The aurora borealis, or Northern Lights have long been a subject of fascination in folklore and for those of us lucky enough to see them in northern latitudes. Professor Bob Lysak is a theoretician who has been studying the unique physics of aurora since the 1970’s. The classic model of the Aurora is that electrons trapped in the Earth’s magnetosphere are accelerated by quasi-static electric fields that form parallel to the Earth’s magnetic field and cause the light display.

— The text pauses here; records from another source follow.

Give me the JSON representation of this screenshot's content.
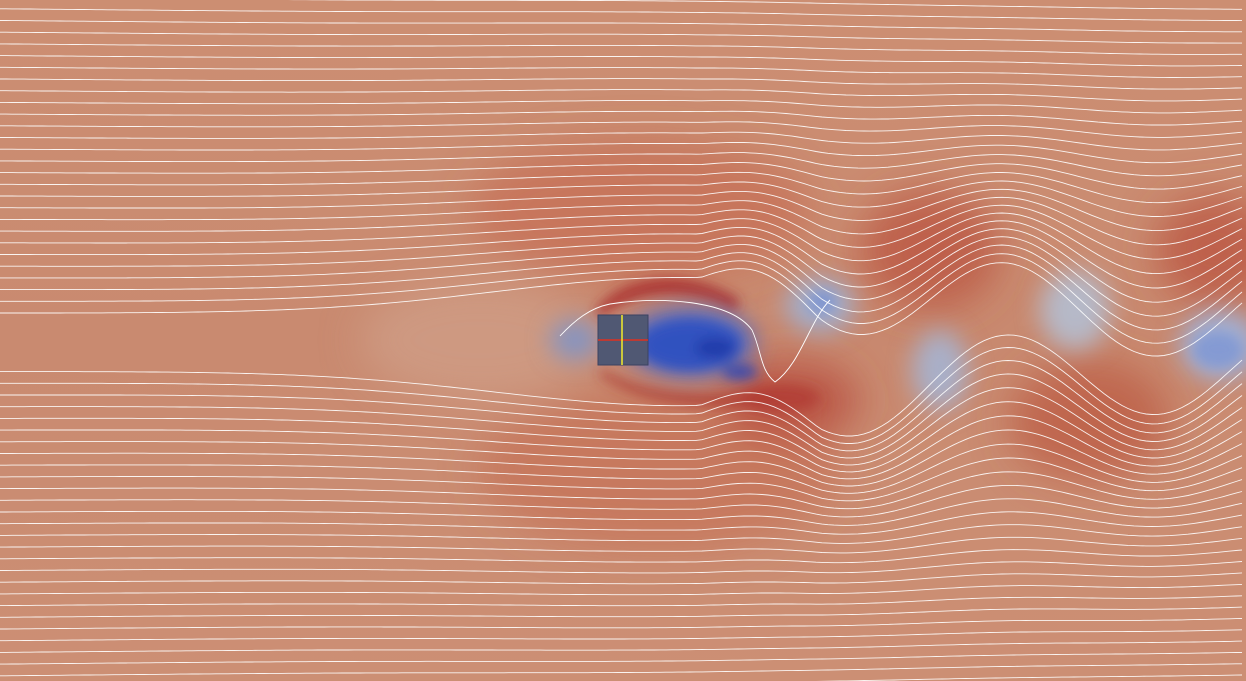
{
  "scene": {
    "description_free": true,
    "colormap": {
      "free_stream": "#cb8d72",
      "high_velocity": "#b8453a",
      "low_velocity": "#3f57b8",
      "mid": "#c9c2bb"
    },
    "streamline_color": "#ffffff",
    "obstacle": {
      "fill": "#505873",
      "axis_x_color": "#e03020",
      "axis_y_color": "#f4ee2a"
    }
  }
}
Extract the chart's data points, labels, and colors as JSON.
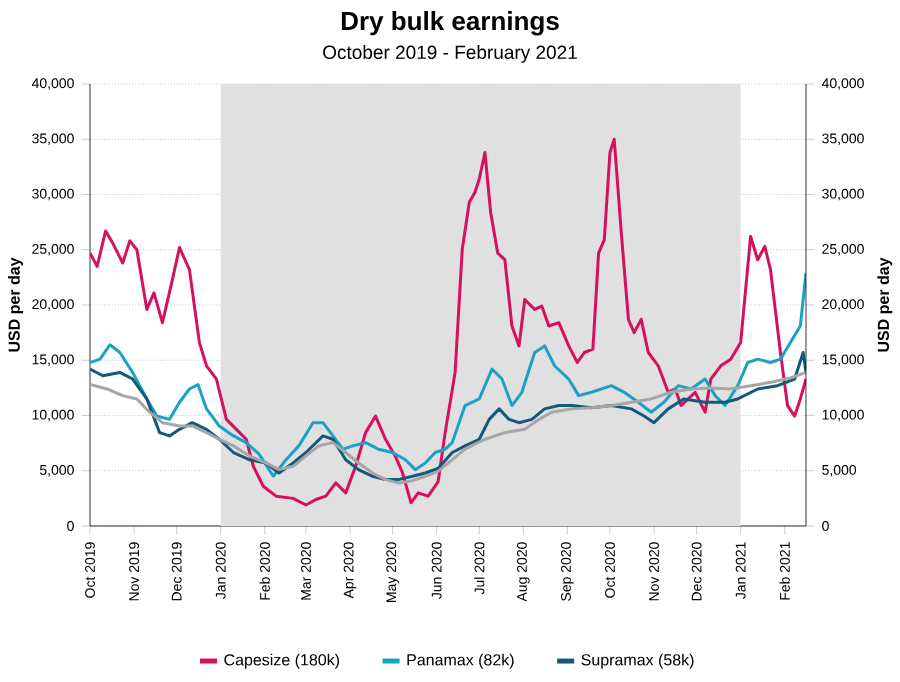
{
  "chart_data": {
    "type": "line",
    "title": "Dry bulk earnings",
    "subtitle": "October 2019 - February 2021",
    "ylabel": "USD per day",
    "y2label": "USD per day",
    "xlim": [
      "2019-10-01",
      "2021-02-16"
    ],
    "xticks": [
      {
        "value": "2019-10-01",
        "label": "Oct 2019"
      },
      {
        "value": "2019-11-01",
        "label": "Nov 2019"
      },
      {
        "value": "2019-12-01",
        "label": "Dec 2019"
      },
      {
        "value": "2020-01-01",
        "label": "Jan 2020"
      },
      {
        "value": "2020-02-01",
        "label": "Feb 2020"
      },
      {
        "value": "2020-03-01",
        "label": "Mar 2020"
      },
      {
        "value": "2020-04-01",
        "label": "Apr 2020"
      },
      {
        "value": "2020-05-01",
        "label": "May 2020"
      },
      {
        "value": "2020-06-01",
        "label": "Jun 2020"
      },
      {
        "value": "2020-07-01",
        "label": "Jul 2020"
      },
      {
        "value": "2020-08-01",
        "label": "Aug 2020"
      },
      {
        "value": "2020-09-01",
        "label": "Sep 2020"
      },
      {
        "value": "2020-10-01",
        "label": "Oct 2020"
      },
      {
        "value": "2020-11-01",
        "label": "Nov 2020"
      },
      {
        "value": "2020-12-01",
        "label": "Dec 2020"
      },
      {
        "value": "2021-01-01",
        "label": "Jan 2021"
      },
      {
        "value": "2021-02-01",
        "label": "Feb 2021"
      }
    ],
    "ylim": [
      0,
      40000
    ],
    "yticks": [
      0,
      {
        "value": 5000,
        "label": "5,000"
      },
      {
        "value": 10000,
        "label": "10,000"
      },
      {
        "value": 15000,
        "label": "15,000"
      },
      {
        "value": 20000,
        "label": "20,000"
      },
      {
        "value": 25000,
        "label": "25,000"
      },
      {
        "value": 30000,
        "label": "30,000"
      },
      {
        "value": 35000,
        "label": "35,000"
      },
      {
        "value": 40000,
        "label": "40,000"
      }
    ],
    "y2lim": [
      0,
      40000
    ],
    "y2ticks": [
      0,
      {
        "value": 5000,
        "label": "5,000"
      },
      {
        "value": 10000,
        "label": "10,000"
      },
      {
        "value": 15000,
        "label": "15,000"
      },
      {
        "value": 20000,
        "label": "20,000"
      },
      {
        "value": 25000,
        "label": "25,000"
      },
      {
        "value": 30000,
        "label": "30,000"
      },
      {
        "value": 35000,
        "label": "35,000"
      },
      {
        "value": 40000,
        "label": "40,000"
      }
    ],
    "grid": "y",
    "legend": "bottom",
    "line_style": "solid",
    "bands": [
      {
        "axis": "x",
        "from": "2020-01-01",
        "to": "2021-01-01",
        "color": "#e0e0e0"
      }
    ],
    "series": [
      {
        "name": "Capesize (180k)",
        "color": "#d6105f",
        "x": [
          "2019-10-01",
          "2019-10-06",
          "2019-10-12",
          "2019-10-17",
          "2019-10-24",
          "2019-10-29",
          "2019-11-03",
          "2019-11-10",
          "2019-11-15",
          "2019-11-21",
          "2019-11-28",
          "2019-12-03",
          "2019-12-10",
          "2019-12-17",
          "2019-12-22",
          "2019-12-29",
          "2020-01-05",
          "2020-01-12",
          "2020-01-19",
          "2020-01-24",
          "2020-01-31",
          "2020-02-09",
          "2020-02-21",
          "2020-03-01",
          "2020-03-08",
          "2020-03-15",
          "2020-03-22",
          "2020-03-29",
          "2020-04-05",
          "2020-04-12",
          "2020-04-19",
          "2020-04-26",
          "2020-05-03",
          "2020-05-08",
          "2020-05-14",
          "2020-05-19",
          "2020-05-26",
          "2020-06-02",
          "2020-06-07",
          "2020-06-14",
          "2020-06-19",
          "2020-06-24",
          "2020-06-28",
          "2020-07-01",
          "2020-07-05",
          "2020-07-09",
          "2020-07-14",
          "2020-07-19",
          "2020-07-24",
          "2020-07-29",
          "2020-08-02",
          "2020-08-09",
          "2020-08-14",
          "2020-08-19",
          "2020-08-26",
          "2020-09-02",
          "2020-09-08",
          "2020-09-13",
          "2020-09-19",
          "2020-09-23",
          "2020-09-27",
          "2020-10-01",
          "2020-10-04",
          "2020-10-09",
          "2020-10-14",
          "2020-10-18",
          "2020-10-23",
          "2020-10-28",
          "2020-11-04",
          "2020-11-11",
          "2020-11-16",
          "2020-11-20",
          "2020-11-25",
          "2020-11-30",
          "2020-12-07",
          "2020-12-11",
          "2020-12-18",
          "2020-12-25",
          "2021-01-01",
          "2021-01-08",
          "2021-01-13",
          "2021-01-18",
          "2021-01-22",
          "2021-01-29",
          "2021-02-03",
          "2021-02-08",
          "2021-02-12",
          "2021-02-16"
        ],
        "values": [
          24700,
          23500,
          26700,
          25600,
          23800,
          25800,
          25000,
          19600,
          21100,
          18400,
          22300,
          25200,
          23200,
          16600,
          14500,
          13300,
          9650,
          8750,
          7850,
          5400,
          3600,
          2700,
          2500,
          1900,
          2400,
          2700,
          3900,
          3000,
          5400,
          8450,
          9950,
          7850,
          6300,
          4800,
          2100,
          3000,
          2700,
          4000,
          8450,
          13900,
          25000,
          29300,
          30200,
          31400,
          33800,
          28400,
          24700,
          24100,
          18100,
          16300,
          20500,
          19600,
          19900,
          18100,
          18400,
          16300,
          14800,
          15700,
          16000,
          24700,
          25900,
          33800,
          35000,
          26500,
          18700,
          17500,
          18700,
          15700,
          14500,
          12100,
          12400,
          10900,
          11500,
          12100,
          10300,
          13300,
          14500,
          15100,
          16600,
          26200,
          24100,
          25300,
          23200,
          15700,
          10900,
          9950,
          11500,
          13300
        ]
      },
      {
        "name": "Panamax (82k)",
        "color": "#1ba1c8",
        "x": [
          "2019-10-01",
          "2019-10-08",
          "2019-10-15",
          "2019-10-22",
          "2019-10-31",
          "2019-11-10",
          "2019-11-17",
          "2019-11-26",
          "2019-12-03",
          "2019-12-10",
          "2019-12-16",
          "2019-12-22",
          "2019-12-31",
          "2020-01-10",
          "2020-01-19",
          "2020-01-28",
          "2020-02-07",
          "2020-02-16",
          "2020-02-25",
          "2020-03-06",
          "2020-03-13",
          "2020-03-20",
          "2020-03-27",
          "2020-04-03",
          "2020-04-12",
          "2020-04-21",
          "2020-05-01",
          "2020-05-10",
          "2020-05-17",
          "2020-05-24",
          "2020-05-31",
          "2020-06-07",
          "2020-06-12",
          "2020-06-21",
          "2020-07-01",
          "2020-07-10",
          "2020-07-17",
          "2020-07-24",
          "2020-07-31",
          "2020-08-09",
          "2020-08-16",
          "2020-08-23",
          "2020-09-02",
          "2020-09-09",
          "2020-09-18",
          "2020-10-02",
          "2020-10-11",
          "2020-10-21",
          "2020-10-30",
          "2020-11-08",
          "2020-11-18",
          "2020-11-27",
          "2020-12-07",
          "2020-12-14",
          "2020-12-21",
          "2020-12-30",
          "2021-01-06",
          "2021-01-13",
          "2021-01-22",
          "2021-01-29",
          "2021-02-05",
          "2021-02-12",
          "2021-02-16"
        ],
        "values": [
          14800,
          15100,
          16400,
          15700,
          13900,
          11500,
          9950,
          9650,
          11200,
          12400,
          12800,
          10600,
          9050,
          8150,
          7550,
          6500,
          4500,
          6000,
          7250,
          9350,
          9350,
          8150,
          6950,
          7250,
          7550,
          6950,
          6650,
          6000,
          5100,
          5700,
          6650,
          6950,
          7550,
          10900,
          11500,
          14200,
          13300,
          10900,
          12100,
          15700,
          16300,
          14500,
          13300,
          11800,
          12100,
          12700,
          12100,
          11200,
          10300,
          11200,
          12700,
          12400,
          13300,
          11800,
          10900,
          12700,
          14800,
          15100,
          14800,
          15100,
          16600,
          18100,
          22900
        ]
      },
      {
        "name": "Supramax (58k)",
        "color": "#15597a",
        "x": [
          "2019-10-01",
          "2019-10-10",
          "2019-10-22",
          "2019-10-31",
          "2019-11-10",
          "2019-11-19",
          "2019-11-26",
          "2019-12-03",
          "2019-12-12",
          "2019-12-22",
          "2019-12-31",
          "2020-01-10",
          "2020-01-21",
          "2020-02-02",
          "2020-02-11",
          "2020-02-21",
          "2020-03-01",
          "2020-03-13",
          "2020-03-20",
          "2020-03-29",
          "2020-04-07",
          "2020-04-17",
          "2020-04-26",
          "2020-05-05",
          "2020-05-15",
          "2020-05-24",
          "2020-06-02",
          "2020-06-12",
          "2020-06-21",
          "2020-07-01",
          "2020-07-08",
          "2020-07-15",
          "2020-07-22",
          "2020-07-29",
          "2020-08-07",
          "2020-08-16",
          "2020-08-26",
          "2020-09-04",
          "2020-09-18",
          "2020-10-02",
          "2020-10-16",
          "2020-10-25",
          "2020-11-01",
          "2020-11-11",
          "2020-11-22",
          "2020-12-07",
          "2020-12-21",
          "2020-12-30",
          "2021-01-13",
          "2021-01-27",
          "2021-02-08",
          "2021-02-14",
          "2021-02-16"
        ],
        "values": [
          14200,
          13600,
          13900,
          13300,
          11500,
          8450,
          8150,
          8750,
          9350,
          8750,
          7850,
          6650,
          6000,
          5700,
          4800,
          5700,
          6650,
          8150,
          7850,
          6000,
          5100,
          4500,
          4200,
          4200,
          4500,
          4800,
          5200,
          6650,
          7250,
          7850,
          9650,
          10600,
          9650,
          9350,
          9650,
          10600,
          10900,
          10900,
          10700,
          10900,
          10600,
          9950,
          9350,
          10600,
          11500,
          11200,
          11200,
          11500,
          12400,
          12700,
          13300,
          15700,
          13900
        ]
      },
      {
        "color": "#a6a6a6",
        "x": [
          "2019-10-01",
          "2019-10-13",
          "2019-10-24",
          "2019-11-03",
          "2019-11-12",
          "2019-11-21",
          "2019-12-03",
          "2019-12-12",
          "2019-12-22",
          "2019-12-31",
          "2020-01-10",
          "2020-01-21",
          "2020-02-02",
          "2020-02-11",
          "2020-02-21",
          "2020-03-01",
          "2020-03-10",
          "2020-03-20",
          "2020-03-29",
          "2020-04-07",
          "2020-04-17",
          "2020-04-26",
          "2020-05-05",
          "2020-05-15",
          "2020-05-24",
          "2020-06-02",
          "2020-06-12",
          "2020-06-21",
          "2020-07-05",
          "2020-07-19",
          "2020-08-02",
          "2020-08-12",
          "2020-08-21",
          "2020-09-04",
          "2020-09-18",
          "2020-10-02",
          "2020-10-16",
          "2020-10-30",
          "2020-11-13",
          "2020-11-27",
          "2020-12-11",
          "2020-12-25",
          "2021-01-08",
          "2021-01-22",
          "2021-02-05",
          "2021-02-16"
        ],
        "values": [
          12800,
          12400,
          11800,
          11500,
          10300,
          9350,
          9050,
          9050,
          8450,
          7850,
          7250,
          6350,
          5700,
          5100,
          5400,
          6350,
          7250,
          7550,
          6650,
          5700,
          4800,
          4200,
          3900,
          4100,
          4500,
          4950,
          6000,
          6950,
          7850,
          8450,
          8750,
          9650,
          10300,
          10600,
          10700,
          10900,
          11200,
          11500,
          12100,
          12400,
          12500,
          12400,
          12700,
          13000,
          13400,
          13900
        ]
      }
    ]
  }
}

Lysak has created an alternative model of the Aurora which insists that Alfven Waves, an oscillation that occurs along the lines of the Earth’s magnetosphere, play a part in delivering energy to the Aurora. Lysak’s model was borne out by data from the FAST satellite, which showed that patterns of acceleration that were more consistent with the Alfvén wave picture than what was predicted by the standard model of aurora physics.

Lysak explains that part of the problem with constructing a model of the physics of the Aurora is that the magnetosphere and ionosphere are not uniform. The ionosphere is so named because solar-radiation causes particles within it to lose electrons, that is, to become ionized. Due to the Earth’s gravitational field, the ionosphere has layers that vary in density at different altitudes. The Alfvén waves move through this plasma more slowly when it is more dense and more quickly where it is less dense. When plasma density falls off rapidly it creates a cavity where packets of Alfvén waves form, leading to the particle acceleration. The speed of Alfven waves increases exponentially above the ionosphere and can sometime hit relativistic speeds. Lysak has created a mathematical model to predict this ionospheric "weather."

Certain other space "weather" conditions such as the solar maximum, a cycle of Sun storms that peaks every eleven years, enable physicists and aurora enthusiasts alike to be able to see the strongest aurora in high northern latitudes, and correspondingly at high southern latitudes as well. Although electrons and ions hit the Earth’s atmosphere continuously, the large energies required to form a visible aurora are only kicked up when a storm on the Sun hits the Earth’s magnetosphere and disturbs it. Most aurora are diffuse and appear in the sky as a single colored haze. Occasionally more spectacular aurora will be visible that appear like a changing multi-hued light show in the sky. Lysak describes especially dynamic or “dancing” aurora lights as being Alfvenic, because the Alfven wave picture predicts more dynamic aurora than the standard static model. Lysak says that although we are now in the trough of the Sun storm cycle, the solar minimum, physicists believe that solar activity is again increasing and Northern Minnesota will once again be a good place to observe the Northern Lights.